Friday, June 26, 2009

Gant applied in Kansas

Don Lill and Monte Miller (representing co-defendants) won in State v. Henning, No. 98,118 (Kan. June 26, 2009) affirming Judge Wheeler's suppression based on an improper search incident to arrest. The briefing and argument largely discussed the recent amendment to K.S.A. 22-2501(c), and the KSC decision spends considerable time discussing the legislative history of that amendment. But in the end, the KSC doesn't decide the specific contours of the amended statute:
Under these circumstances, we believe we can safely say that the legislature at least intended to undercut our holding in Anderson. We thus rule here that K.S.A. 22-2501(c)'s current wording would permit a search of a space, including a vehicle, incident to an occupant's or a recent occupant's arrest, even if the search was not focused on uncovering evidence only of the crime of arrest. We need not further define K.S.A. 22-2501(c)'s current parameters because Arizona v. Gant, 556 U.S. ___, 129 S. Ct. 1710 (2009) leaves those parameters without legal effect.

Carl blogged about Gant here. The KSC applied Gant and the candid officer made it an easy decision:

Factually, this case is more similar to Gant than to Belton but, analytically, a factual comparison is unnecessary. There is no dispute that there was no warrant to search the car.

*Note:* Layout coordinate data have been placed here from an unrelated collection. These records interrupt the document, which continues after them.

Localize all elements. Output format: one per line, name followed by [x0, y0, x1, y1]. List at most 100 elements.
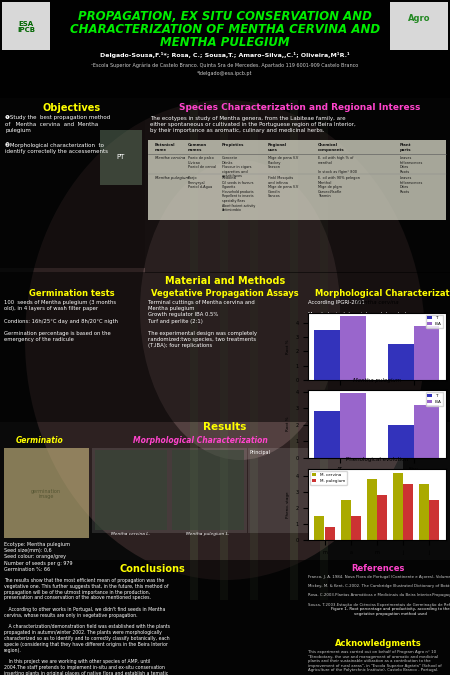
Text: ❶Study the  best propagation method
of   Mentha  cervina  and  Mentha
pulegium

: ❶Study the best propagation method of Me… — [5, 115, 110, 154]
Text: MENTHA PULEGIUM: MENTHA PULEGIUM — [160, 36, 290, 49]
Title: Phenological evolution: Phenological evolution — [346, 457, 408, 462]
Text: Plant
parts: Plant parts — [400, 143, 411, 152]
Text: Principal: Principal — [250, 450, 271, 455]
Text: Terminal cuttings of Mentha cervina and
Mentha pulegium
Growth regulator IBA 0.5: Terminal cuttings of Mentha cervina and … — [148, 300, 257, 348]
Text: ¹Escola Superior Agrária de Castelo Branco. Quinta Sra de Mercedes. Apartado 119: ¹Escola Superior Agrária de Castelo Bran… — [91, 62, 359, 68]
Bar — [290, 100, 298, 600]
Bar — [419, 484, 429, 540]
Text: Species Characterization and Regional Interess: Species Characterization and Regional In… — [179, 103, 421, 112]
Bar — [145, 98, 450, 273]
Text: Chemical
components: Chemical components — [318, 143, 345, 152]
Text: Mentha cervina: Mentha cervina — [155, 156, 185, 160]
Bar — [92, 448, 247, 533]
Bar — [2, 2, 50, 50]
Bar — [0, 0, 450, 98]
Bar — [341, 500, 351, 540]
Legend: T, IBA: T, IBA — [426, 392, 443, 406]
Bar — [315, 330, 340, 380]
Bar — [305, 560, 450, 635]
Bar — [315, 412, 340, 458]
Y-axis label: Pheno. stage: Pheno. stage — [286, 491, 290, 518]
Text: ESA
IPCB: ESA IPCB — [17, 20, 35, 34]
Bar — [100, 130, 142, 185]
Text: Material and Methods: Material and Methods — [165, 276, 285, 286]
Bar — [320, 100, 328, 600]
Bar — [4, 448, 89, 538]
Title: Mentha pulegium: Mentha pulegium — [353, 378, 401, 383]
Text: Mige de pena V.V
Plackey
Sexson: Mige de pena V.V Plackey Sexson — [268, 156, 298, 169]
Text: Mentha cervina L.: Mentha cervina L. — [112, 532, 151, 536]
Text: Mentha pulegium: Mentha pulegium — [155, 176, 189, 180]
Bar — [0, 560, 305, 675]
Text: This experiment was carried out on behalf of Program Agro n° 10 "Etnobotany, the: This experiment was carried out on behal… — [308, 650, 442, 672]
Bar — [340, 394, 366, 458]
Text: Poeio de palco
Ulvicao
Poeiol de cerval: Poeio de palco Ulvicao Poeiol de cerval — [188, 156, 216, 169]
Text: Ecotype: Mentha pulegium
Seed size(mm): 0,6
Seed colour: orange/grey
Number of s: Ecotype: Mentha pulegium Seed size(mm): … — [4, 542, 72, 572]
Text: References: References — [351, 564, 405, 573]
Title: Mentha cervina: Mentha cervina — [356, 300, 398, 305]
Y-axis label: Root %: Root % — [286, 416, 290, 431]
Bar — [403, 484, 413, 540]
Text: Common
names: Common names — [188, 143, 207, 152]
Bar — [367, 479, 377, 540]
Text: 100  seeds of Mentha pulegium (3 months
old), in 4 layers of wash filter paper

: 100 seeds of Mentha pulegium (3 months o… — [4, 300, 118, 342]
Text: Franco, J. A. 1984. Nova Flora de Portugal (Continente e Açores), Volume II. Cle: Franco, J. A. 1984. Nova Flora de Portug… — [308, 575, 450, 607]
Text: *ldelgado@esa.ipcb.pt: *ldelgado@esa.ipcb.pt — [197, 71, 253, 76]
Text: Delgado-Sousa,F.¹*; Rosa, C.; Sousa,T.; Amaro–Silva,,C.¹; Oliveira,M¹R.¹: Delgado-Sousa,F.¹*; Rosa, C.; Sousa,T.; … — [100, 52, 350, 58]
Text: Morphological Characterization: Morphological Characterization — [315, 289, 450, 298]
Bar — [190, 100, 198, 600]
Text: Results: Results — [203, 422, 247, 432]
Text: Objectives: Objectives — [43, 103, 101, 113]
Ellipse shape — [140, 160, 340, 460]
Text: Leaves
Inflorescnces
Dries
Roots: Leaves Inflorescnces Dries Roots — [400, 156, 423, 173]
Text: Propieties: Propieties — [222, 143, 244, 147]
Bar — [220, 100, 228, 600]
Text: Poejo
Pennyryal
Poeiol d-Agua: Poejo Pennyryal Poeiol d-Agua — [188, 176, 212, 189]
Bar — [390, 2, 448, 50]
Bar — [340, 316, 366, 380]
Bar — [325, 527, 335, 540]
Bar — [388, 425, 414, 458]
Text: According IPGRI-2001

Morphological descriptors elaborated
according AGRO Nº 34: According IPGRI-2001 Morphological descr… — [308, 300, 406, 323]
Text: PROPAGATION, EX SITU CONSERVATION AND: PROPAGATION, EX SITU CONSERVATION AND — [78, 10, 372, 23]
Text: E. oil with 90% pelegon
Menthol
Mige de plgm
Carveol/Isofle
Tanmin: E. oil with 90% pelegon Menthol Mige de … — [318, 176, 360, 198]
Bar — [0, 98, 145, 268]
Bar — [393, 472, 403, 540]
Text: Vegetative Propagation: Vegetative Propagation — [339, 436, 441, 445]
Bar — [95, 450, 167, 530]
Bar — [0, 272, 450, 422]
Bar — [250, 100, 258, 600]
Text: The results show that the most efficient mean of propagation was the
vegetative : The results show that the most efficient… — [4, 578, 170, 675]
Text: CHARACTERIZATION OF MENTHA CERVINA AND: CHARACTERIZATION OF MENTHA CERVINA AND — [70, 23, 380, 36]
Text: Concrete
Drinks
Flavour in cigars
cigarettes and
apéritifaves: Concrete Drinks Flavour in cigars cigare… — [222, 156, 252, 178]
Text: Botanical
name: Botanical name — [155, 143, 176, 152]
Y-axis label: Root %: Root % — [286, 339, 290, 354]
Bar — [351, 516, 361, 540]
Text: Regional
uses: Regional uses — [268, 143, 287, 152]
Bar — [305, 635, 450, 675]
Bar — [377, 495, 387, 540]
Text: germination
image: germination image — [31, 489, 61, 500]
Text: Figure 1- Root percentage and productivity, according to the
vegetative propagat: Figure 1- Root percentage and productivi… — [331, 607, 449, 616]
Text: Morphological Characterization: Morphological Characterization — [133, 436, 267, 445]
Legend: T, IBA: T, IBA — [426, 315, 443, 328]
Text: E. oil with high % of
menthol

In stock as flgim° 800: E. oil with high % of menthol In stock a… — [318, 156, 357, 173]
Bar — [414, 405, 439, 458]
Ellipse shape — [25, 100, 425, 580]
Bar — [148, 140, 446, 220]
Bar — [172, 450, 244, 530]
Text: Agro: Agro — [408, 14, 430, 23]
Text: Leaves
Inflorescnces
Dries
Roots: Leaves Inflorescnces Dries Roots — [400, 176, 423, 194]
Legend: M. cervina, M. pulegium: M. cervina, M. pulegium — [310, 471, 346, 485]
Bar — [388, 344, 414, 380]
Text: The ecotypes in study of Mentha genera, from the Labiteae family, are
either spo: The ecotypes in study of Mentha genera, … — [150, 116, 356, 134]
Bar — [248, 448, 403, 533]
Text: Mentha pulegium L.: Mentha pulegium L. — [186, 532, 230, 536]
Text: PT: PT — [117, 154, 125, 160]
Bar — [429, 500, 439, 540]
Bar — [414, 326, 439, 380]
Text: Germinatio: Germinatio — [16, 436, 64, 445]
Text: Conclusions: Conclusions — [119, 564, 185, 574]
Text: Acknowledgments: Acknowledgments — [335, 639, 421, 648]
Text: Finkl Mosquits
and infinna
Mige de pena V.V
Gondin
Sancos: Finkl Mosquits and infinna Mige de pena … — [268, 176, 298, 198]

A recognized exception to the Fourth Amendment's warrant requirement must apply, or the search was invalid and the evidence it uncovered appropriately suppressed by the district court judge. When a search is challenged, the State bears the burden of demonstrating that it was lawful. The State's only argument here is that the search of the car was a proper search incident to the arrest of Henning under K.S.A. 22-2501(c). (Zabriskie, although out of the car and standing near Henning during the search, had not yet been arrested herself.) Even more specifically, the State's only argument, based as it must be on the testimony of Stevenson, is that the search depended upon the recently amended and newly effective language of K.S.A. 22-2501(c), which, as we have discussed above, considerably broadened its scope and exceeded the purposes allowed for such searches under the Chimel rule. As Stevenson noted, his training was up-to-the-minute and told him he was permitted to search the car not only for evidence of the crime of arrest but for evidence of another crime or crimes.

Gant expressly disapproved of this approach.


It's worth repeating that the KSC held that suppression is the correct remedy:
A recognized exception to the Fourth Amendment's warrant requirement must apply, or the search was invalid and the evidence it uncovered appropriately suppressed by the district court judge.

This should be cited on the remedy issue if brought up by the state.